The last words came carelessly over his shoulder as he turned back toward the men who were toiling at the rock. A string of curses rolled coldly from his lips. They leaped to obey him. He smiled contemptuously.
Toppy was relieved to see that the two men on the ground were apparently not fatally hurt. With the aid of Campbell and two guards who had run up he hurried to have the men placed in their bunks in the stockade. One of the guards produced a surgeon’s kit. Toppy rolled up his sleeves. It wasn’t as bad as he had feared it would be, apparently; only two injured, where he had looked for some surely to be killed. One of the men was growing faint from loss of blood from a wound in his right leg. Toppy, turning his attention to him first, swiftly slit open the trousers-leg and bared the injured limb.
“What—what the devil?” he cried aghast. The calf of the man’s leg was half torn away, and from knee to ankle the flesh was sprinkled with buckshot-holes.
“They shot you?” he asked as he fashioned a tourniquet.
“Yes, bahass. Snow-Burner say, ‘Get t’ ‘ell in there.’ Rocks fall; we no go in. Snow-Burner hold up hand. Man with gun shoot. I fall. Other men go in. Pretty soon rocks fall. Other men come out. He shoot me. I no do anything; he shoot me.”
Toppy choked back the curse that rose to his lips, dressed the man’s wound to the best of his slight ability, and turned to the other, who had been caught in the cave-in of the quarry-roof. His right leg and arm were broken, and the side was crushed in a way that suggested broken ribs. Toppy filled a hypodermic syringe and went to work to make the two as comfortable as he knew how. That was all he could pretend to do. Yet when he left the stockade it was with a feeling of relief that he looked back over the morning. The worst had happened; the danger to the men was over; and, so far as Toppy knew, the consequences were represented in the two men whom he had treated and who, so far as he could see, were sure to live. It hadn’t turned out as badly as he was afraid it would.

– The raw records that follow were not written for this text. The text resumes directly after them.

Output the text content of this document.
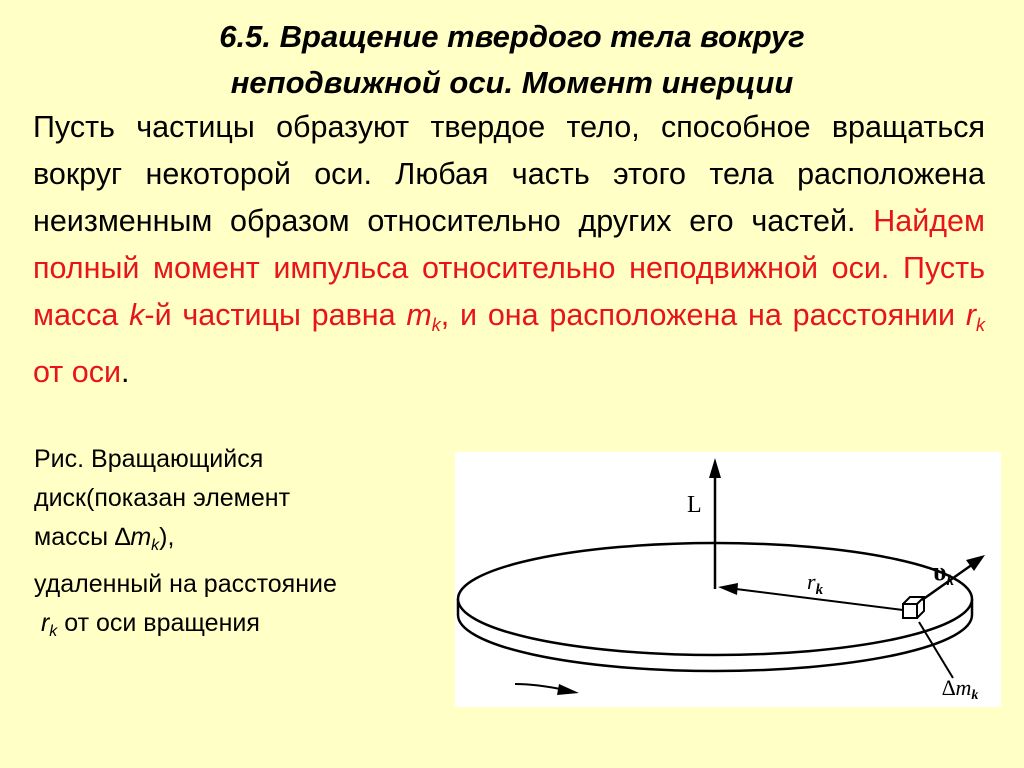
6.5. Вращение твердого тела вокруг
неподвижной оси. Момент инерции
Пусть частицы образуют твердое тело, способное вращаться вокруг некоторой оси. Любая часть этого тела расположена неизменным образом относительно других его частей. Найдем полный момент импульса относительно неподвижной оси. Пусть масса k-й частицы равна $m_k$, и она расположена на расстоянии $r_k$ от оси.
Рис. Вращающийся
диск(показан элемент
массы $\Delta m_k$),
удаленный на расстояние
$r_k$ от оси вращения
L
$r_k$
υk
∆mk
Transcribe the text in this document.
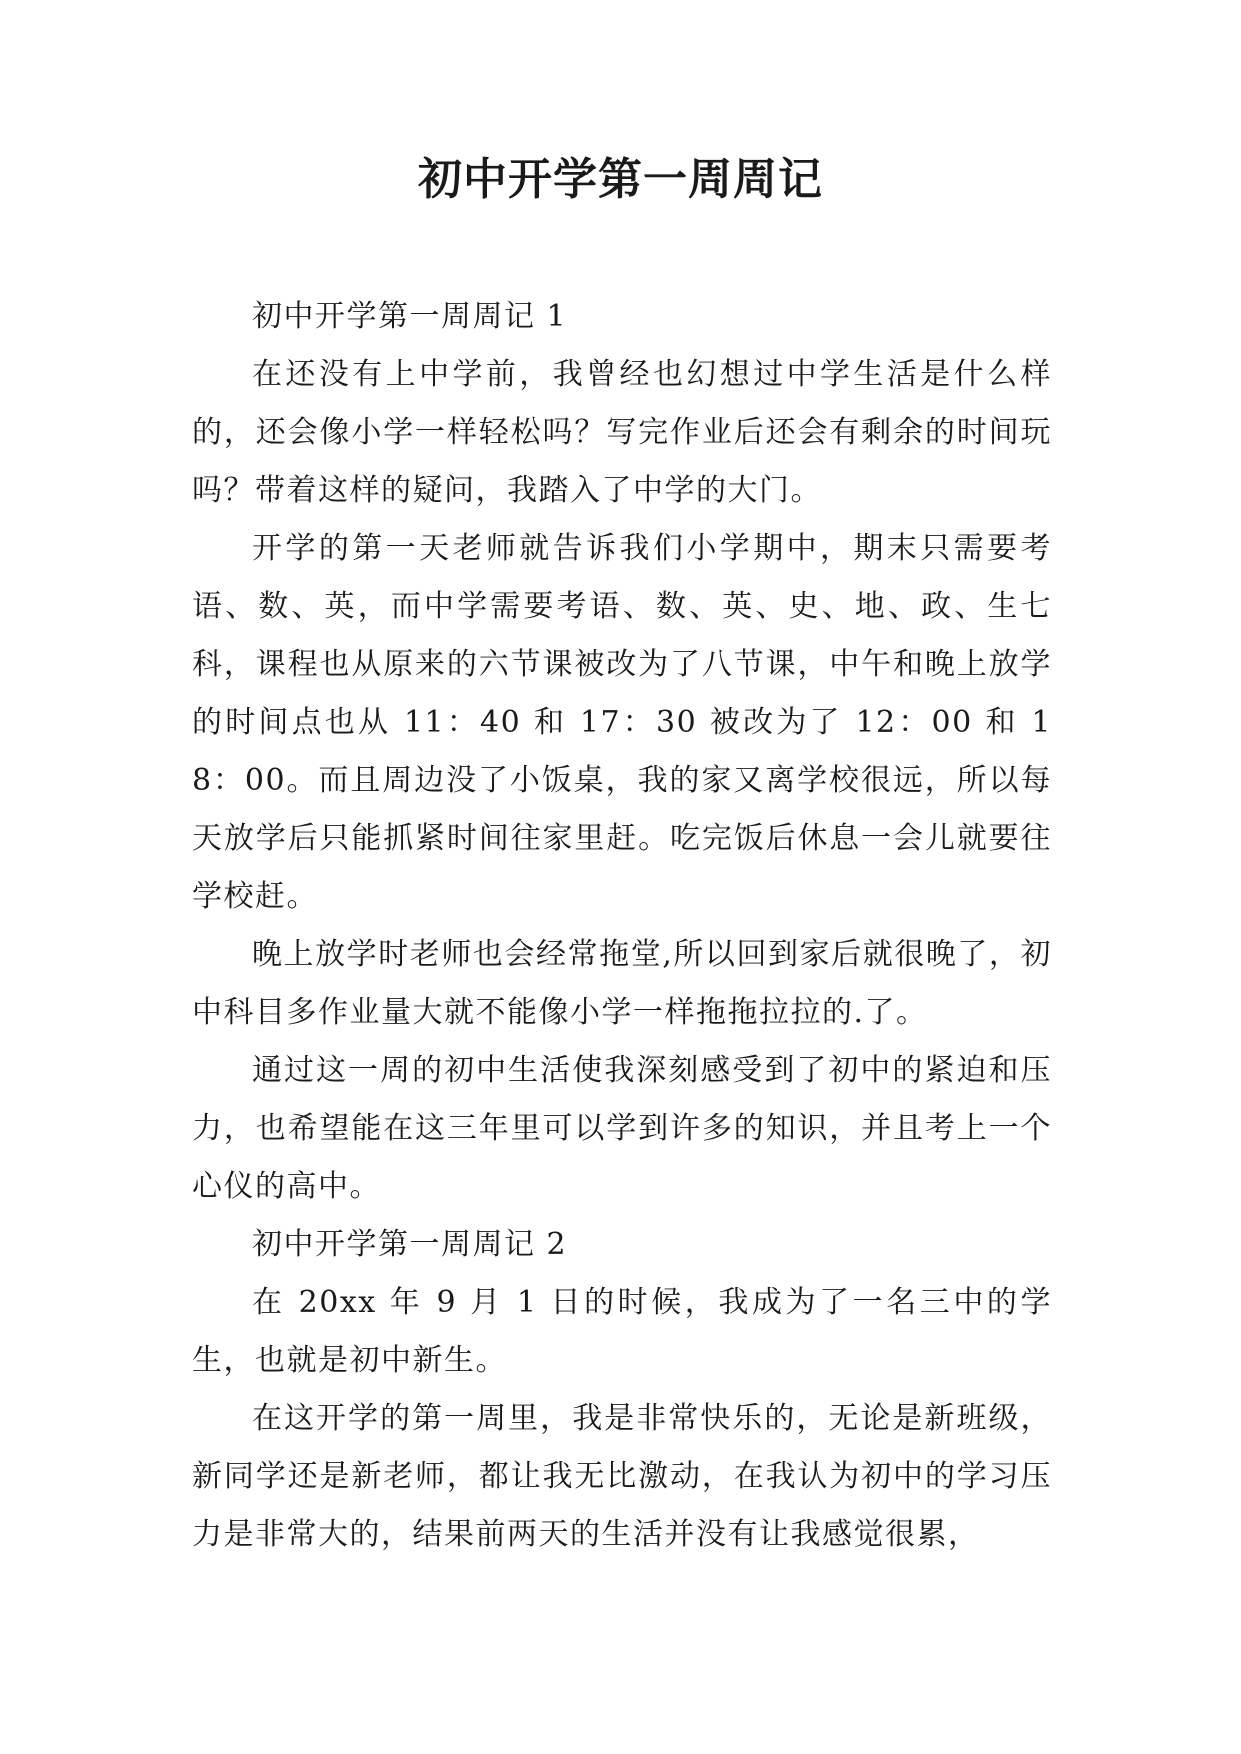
初中开学第一周周记

初中开学第一周周记 1

在还没有上中学前，我曾经也幻想过中学生活是什么样的，还会像小学一样轻松吗？写完作业后还会有剩余的时间玩吗？带着这样的疑问，我踏入了中学的大门。

开学的第一天老师就告诉我们小学期中，期末只需要考语、数、英，而中学需要考语、数、英、史、地、政、生七科，课程也从原来的六节课被改为了八节课，中午和晚上放学的时间点也从 11：40 和 17：30 被改为了 12：00 和 18：00。而且周边没了小饭桌，我的家又离学校很远，所以每天放学后只能抓紧时间往家里赶。吃完饭后休息一会儿就要往学校赶。

晚上放学时老师也会经常拖堂,所以回到家后就很晚了，初中科目多作业量大就不能像小学一样拖拖拉拉的.了。

通过这一周的初中生活使我深刻感受到了初中的紧迫和压力，也希望能在这三年里可以学到许多的知识，并且考上一个心仪的高中。

初中开学第一周周记 2

在 20xx 年 9 月 1 日的时候，我成为了一名三中的学生，也就是初中新生。

在这开学的第一周里，我是非常快乐的，无论是新班级，新同学还是新老师，都让我无比激动，在我认为初中的学习压力是非常大的，结果前两天的生活并没有让我感觉很累，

As he passed the carpenter-shop he saw the “wood-butcher” sawing two boards to make a cover for a long, narrow box. Toppy looked at him idly, trying to think of what such a box could be used for around the camp. It was too narrow for its length to be of ordinary use as a box.
“What are you making there?” asked Toppy carelessly.
The “wood-butcher” looked up from his sawing.
“Didn’t you ever see a logging-camp coffin?” he asked. “We always keep a few ready. This one is for that Bohunk that’s down there under the rocks.”